El presidente republicano de la Cámara de Representantes, Mike Johnson, dijo que limitar al presidente en este momento es “peligroso”. La ex congresista Marjorie Taylor Green, que ha perdido el favor de la base MAGA de Trump y del propio presidente, adoptó la postura opuesta y publicó en las redes sociales: “Ahora Estados Unidos será alimentado a la fuerza y ​​lleno de gas con todas las ‘nobles’ razones por las que el Presidente de la ‘Paz’ y la Administración Pro-Paz de Estados Unidos tuvieron que ir a la guerra apenas este año después de haber regresado al poder.

¿Ha llegado Estados Unidos a un momento en el que los miembros del Congreso se han reafirmado como lo hicieron al final de la guerra de Vietnam?

Es posible que siga el consejo de James Madison sobre la relación de poder entre el Congreso y el Presidente.

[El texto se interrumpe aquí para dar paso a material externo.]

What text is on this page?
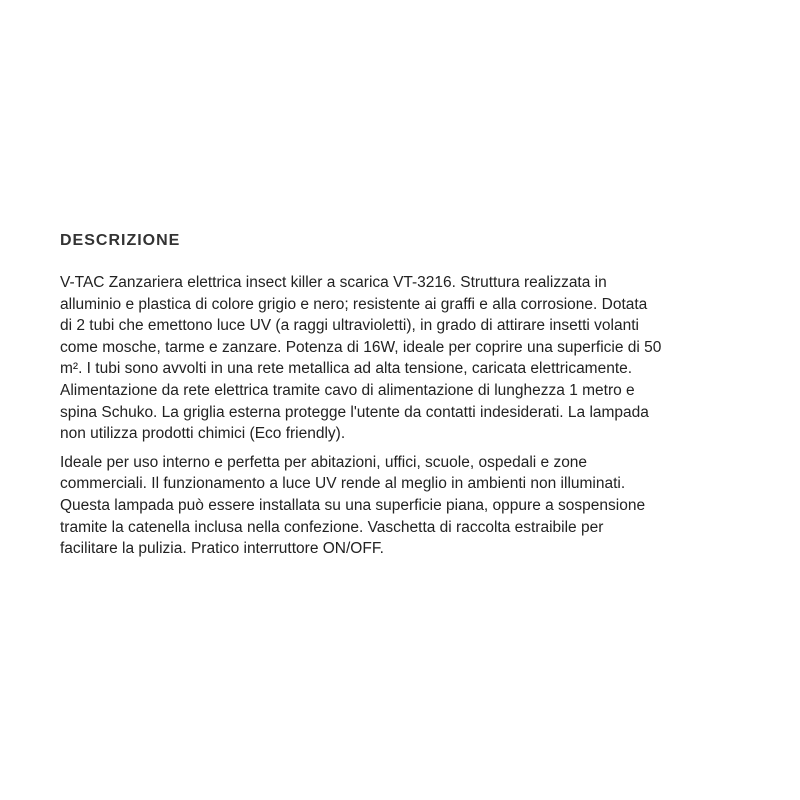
DESCRIZIONE
V-TAC Zanzariera elettrica insect killer a scarica VT-3216. Struttura realizzata in
alluminio e plastica di colore grigio e nero; resistente ai graffi e alla corrosione. Dotata
di 2 tubi che emettono luce UV (a raggi ultravioletti), in grado di attirare insetti volanti
come mosche, tarme e zanzare. Potenza di 16W, ideale per coprire una superficie di 50
m². I tubi sono avvolti in una rete metallica ad alta tensione, caricata elettricamente.
Alimentazione da rete elettrica tramite cavo di alimentazione di lunghezza 1 metro e
spina Schuko. La griglia esterna protegge l'utente da contatti indesiderati. La lampada
non utilizza prodotti chimici (Eco friendly).
Ideale per uso interno e perfetta per abitazioni, uffici, scuole, ospedali e zone
commerciali. Il funzionamento a luce UV rende al meglio in ambienti non illuminati.
Questa lampada può essere installata su una superficie piana, oppure a sospensione
tramite la catenella inclusa nella confezione. Vaschetta di raccolta estraibile per
facilitare la pulizia. Pratico interruttore ON/OFF.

En un artículo de los Federalist Papers, Madison dijo que la “ambición” debe “oponerse a la ambición”. Continuó: “El interés del hombre debe estar conectado con los derechos constitucionales del lugar. Quizás sea un reflejo de la naturaleza humana que tales dispositivos sean necesarios para controlar los abusos de poder”.

Como explico en mi libro sobre los poderes de guerra del Congreso, el sistema constitucional crea un llamado a luchar. Ahora, mientras Estados Unidos va a la guerra con Irán, el Congreso debe decidir si quiere contraatacar, como lo hizo durante la guerra de Vietnam, o permanecer complaciente y seguir al presidente.